Ever since Halloween, I have been thinking about the merry festival of death. I believe in holidays. A birthday is, in point of fact, not just another day. That is why I will demand to celebrate your birthday with you-  and if you don’t care, I’ll make it about me. Holidays have special equipment; they halt the mechanics of life. Routine breaks and we are left in the empty space that it had filled, freed to roam.

It is well known that death is a taboo in our culture. Major industries devoted to denying it, forestalling it, and inhaling endless pictures of its opposite: youth. Blank skin, the comforting grooming of the airbrush. Mortality scares us, so we play pretend, that we will never die.

And yet, on Halloween, we fall in love with death. We dress up as the parts of ourselves that will take the longest to decompose. The ghost, the sinewy zombie body, or the skeleton underneath it. Or, the unlikely possibility that someone will find our parts and stitch us back to life: Frankenstein. And then, corpses, we eat.

Perhaps most strangely on this holiday, all the children are dead too. And it is is no longer the Victorian era, when one could look anywhere to find images of the young deceased. They are still there: Intergenerational families of graves, the miniature tombstones crouching beside their parents. Now forever small, carried off by smallpox and tuberculosis. Many left their hair to accessorize waxen figures. Parents watched their mourning dolls sleeping in tiny coffin cradles.

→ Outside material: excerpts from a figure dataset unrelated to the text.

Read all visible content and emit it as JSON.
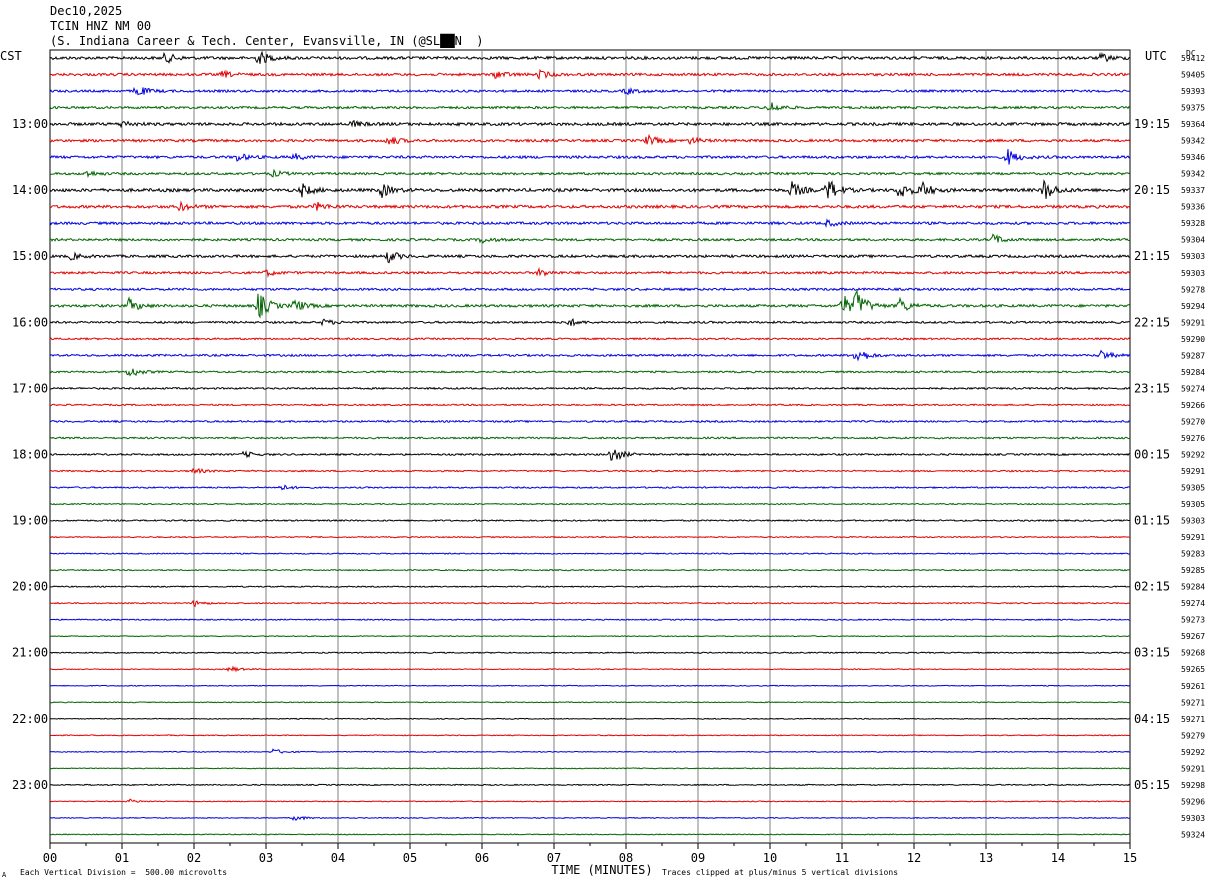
{
  "header": {
    "date": "Dec10,2025",
    "station": "TCIN HNZ NM 00",
    "location": "(S. Indiana Career & Tech. Center, Evansville, IN (@SL██N  )"
  },
  "left_axis_label": "CST",
  "right_axis_label": "UTC",
  "dc_label": "DC",
  "footer": {
    "scale_text": "Each Vertical Division =  500.00 microvolts",
    "clip_text": "Traces clipped at plus/minus 5 vertical divisions",
    "corner_mark": "A"
  },
  "colors": {
    "trace_cycle": [
      "#000000",
      "#e00000",
      "#0000e0",
      "#006400"
    ],
    "grid": "#808080"
  },
  "chart_data": {
    "type": "line",
    "description_type": "helicorder",
    "xlabel": "TIME (MINUTES)",
    "xlim": [
      0,
      15
    ],
    "x_ticks": [
      "00",
      "01",
      "02",
      "03",
      "04",
      "05",
      "06",
      "07",
      "08",
      "09",
      "10",
      "11",
      "12",
      "13",
      "14",
      "15"
    ],
    "left_hour_labels": [
      "13:00",
      "14:00",
      "15:00",
      "16:00",
      "17:00",
      "18:00",
      "19:00",
      "20:00",
      "21:00",
      "22:00",
      "23:00"
    ],
    "right_hour_labels": [
      "19:15",
      "20:15",
      "21:15",
      "22:15",
      "23:15",
      "00:15",
      "01:15",
      "02:15",
      "03:15",
      "04:15",
      "05:15"
    ],
    "dc_offsets": [
      "59412",
      "59405",
      "59393",
      "59375",
      "59364",
      "59342",
      "59346",
      "59342",
      "59337",
      "59336",
      "59328",
      "59304",
      "59303",
      "59303",
      "59278",
      "59294",
      "59291",
      "59290",
      "59287",
      "59284",
      "59274",
      "59266",
      "59270",
      "59276",
      "59292",
      "59291",
      "59305",
      "59305",
      "59303",
      "59291",
      "59283",
      "59285",
      "59284",
      "59274",
      "59273",
      "59267",
      "59268",
      "59265",
      "59261",
      "59271",
      "59271",
      "59279",
      "59292",
      "59291",
      "59298",
      "59296",
      "59303",
      "59324"
    ],
    "noise_level": [
      1.0,
      0.9,
      0.8,
      0.8,
      1.0,
      0.9,
      0.9,
      0.8,
      1.1,
      1.0,
      0.9,
      0.8,
      0.9,
      0.8,
      0.8,
      0.9,
      0.7,
      0.6,
      0.7,
      0.6,
      0.6,
      0.5,
      0.6,
      0.6,
      0.6,
      0.5,
      0.5,
      0.4,
      0.5,
      0.4,
      0.4,
      0.4,
      0.4,
      0.4,
      0.4,
      0.3,
      0.4,
      0.3,
      0.3,
      0.3,
      0.3,
      0.3,
      0.3,
      0.3,
      0.4,
      0.3,
      0.3,
      0.3
    ],
    "events": [
      {
        "trace": 0,
        "minute": 1.6,
        "amp": 5
      },
      {
        "trace": 0,
        "minute": 2.9,
        "amp": 7
      },
      {
        "trace": 0,
        "minute": 14.6,
        "amp": 4
      },
      {
        "trace": 1,
        "minute": 2.4,
        "amp": 3
      },
      {
        "trace": 1,
        "minute": 6.2,
        "amp": 4
      },
      {
        "trace": 1,
        "minute": 6.8,
        "amp": 4
      },
      {
        "trace": 2,
        "minute": 1.2,
        "amp": 6
      },
      {
        "trace": 2,
        "minute": 8.0,
        "amp": 3
      },
      {
        "trace": 3,
        "minute": 10.0,
        "amp": 6
      },
      {
        "trace": 4,
        "minute": 1.0,
        "amp": 3
      },
      {
        "trace": 4,
        "minute": 4.2,
        "amp": 3
      },
      {
        "trace": 5,
        "minute": 4.7,
        "amp": 5
      },
      {
        "trace": 5,
        "minute": 8.3,
        "amp": 5
      },
      {
        "trace": 5,
        "minute": 8.9,
        "amp": 3
      },
      {
        "trace": 6,
        "minute": 2.6,
        "amp": 4
      },
      {
        "trace": 6,
        "minute": 3.4,
        "amp": 3
      },
      {
        "trace": 6,
        "minute": 13.3,
        "amp": 8
      },
      {
        "trace": 7,
        "minute": 0.5,
        "amp": 3
      },
      {
        "trace": 7,
        "minute": 3.1,
        "amp": 3
      },
      {
        "trace": 8,
        "minute": 3.5,
        "amp": 6
      },
      {
        "trace": 8,
        "minute": 4.6,
        "amp": 7
      },
      {
        "trace": 8,
        "minute": 10.3,
        "amp": 8
      },
      {
        "trace": 8,
        "minute": 10.8,
        "amp": 12
      },
      {
        "trace": 8,
        "minute": 11.8,
        "amp": 9
      },
      {
        "trace": 8,
        "minute": 12.1,
        "amp": 8
      },
      {
        "trace": 8,
        "minute": 13.8,
        "amp": 11
      },
      {
        "trace": 9,
        "minute": 1.8,
        "amp": 4
      },
      {
        "trace": 9,
        "minute": 3.7,
        "amp": 4
      },
      {
        "trace": 10,
        "minute": 10.8,
        "amp": 3
      },
      {
        "trace": 11,
        "minute": 13.1,
        "amp": 5
      },
      {
        "trace": 11,
        "minute": 6.0,
        "amp": 3
      },
      {
        "trace": 12,
        "minute": 4.7,
        "amp": 6
      },
      {
        "trace": 12,
        "minute": 0.3,
        "amp": 3
      },
      {
        "trace": 13,
        "minute": 3.0,
        "amp": 3
      },
      {
        "trace": 13,
        "minute": 6.8,
        "amp": 4
      },
      {
        "trace": 15,
        "minute": 1.1,
        "amp": 7
      },
      {
        "trace": 15,
        "minute": 2.9,
        "amp": 14
      },
      {
        "trace": 15,
        "minute": 3.4,
        "amp": 6
      },
      {
        "trace": 15,
        "minute": 11.0,
        "amp": 12
      },
      {
        "trace": 15,
        "minute": 11.2,
        "amp": 14
      },
      {
        "trace": 15,
        "minute": 11.8,
        "amp": 8
      },
      {
        "trace": 16,
        "minute": 7.2,
        "amp": 4
      },
      {
        "trace": 16,
        "minute": 3.8,
        "amp": 3
      },
      {
        "trace": 18,
        "minute": 11.2,
        "amp": 9
      },
      {
        "trace": 18,
        "minute": 14.6,
        "amp": 5
      },
      {
        "trace": 19,
        "minute": 1.1,
        "amp": 6
      },
      {
        "trace": 24,
        "minute": 7.8,
        "amp": 9
      },
      {
        "trace": 24,
        "minute": 2.7,
        "amp": 3
      },
      {
        "trace": 25,
        "minute": 2.0,
        "amp": 3
      },
      {
        "trace": 26,
        "minute": 3.2,
        "amp": 3
      },
      {
        "trace": 33,
        "minute": 2.0,
        "amp": 3
      },
      {
        "trace": 37,
        "minute": 2.5,
        "amp": 3
      },
      {
        "trace": 42,
        "minute": 3.1,
        "amp": 3
      },
      {
        "trace": 45,
        "minute": 1.1,
        "amp": 2
      },
      {
        "trace": 46,
        "minute": 3.4,
        "amp": 3
      }
    ]
  }
}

But now measles is just a vaccine you get, and October is a time of fantasy. Children wear their costumes glibly, plumpness beneath. They roam naughty and laughing in morbid attire. The night is a playground, and the young are un-hemmed, for once, from the daylight hours. The neighborhood bears sugar where it never has before. Cloaked in bones and bloody guts, these rovers appear to be childish previews of the end. And they eat.

When I was young, there was only one costume I was willing to wear. I remember that I hated the store bought nonsense: It wasn’t fit for a real ghost. I wanted sleek, classic: just the white bed sheet. 50 thread count for realism. This was the elemental version; probably the way kids did ‘ghost’ thousands of years ago, I assumed.

Nowadays the white bed sheet looks more to me like a shroud, the blank color of grief. It is the natural companion to the modern headstone, which is more dignified than the foam ones we used to play with, mummied hands popping out from behind them. Today’s graves melt the angles of a life history, sum them up in a glassy sheet of granite. A stone and a shroud lie still. A ghost moves. I’ve lost something.

It’s all part of the wondering. Is there a part of us that is vaporous- detachable- to which our physical body is just an appendage?

I will entertain this possibility: though our culture dreads mortality, there is something older in us that does not. I think children feel it when they put on death’s clothes and run away with the reaper. What could be a better adventure, for the solid, than to rove around nighttime with the traveling dead?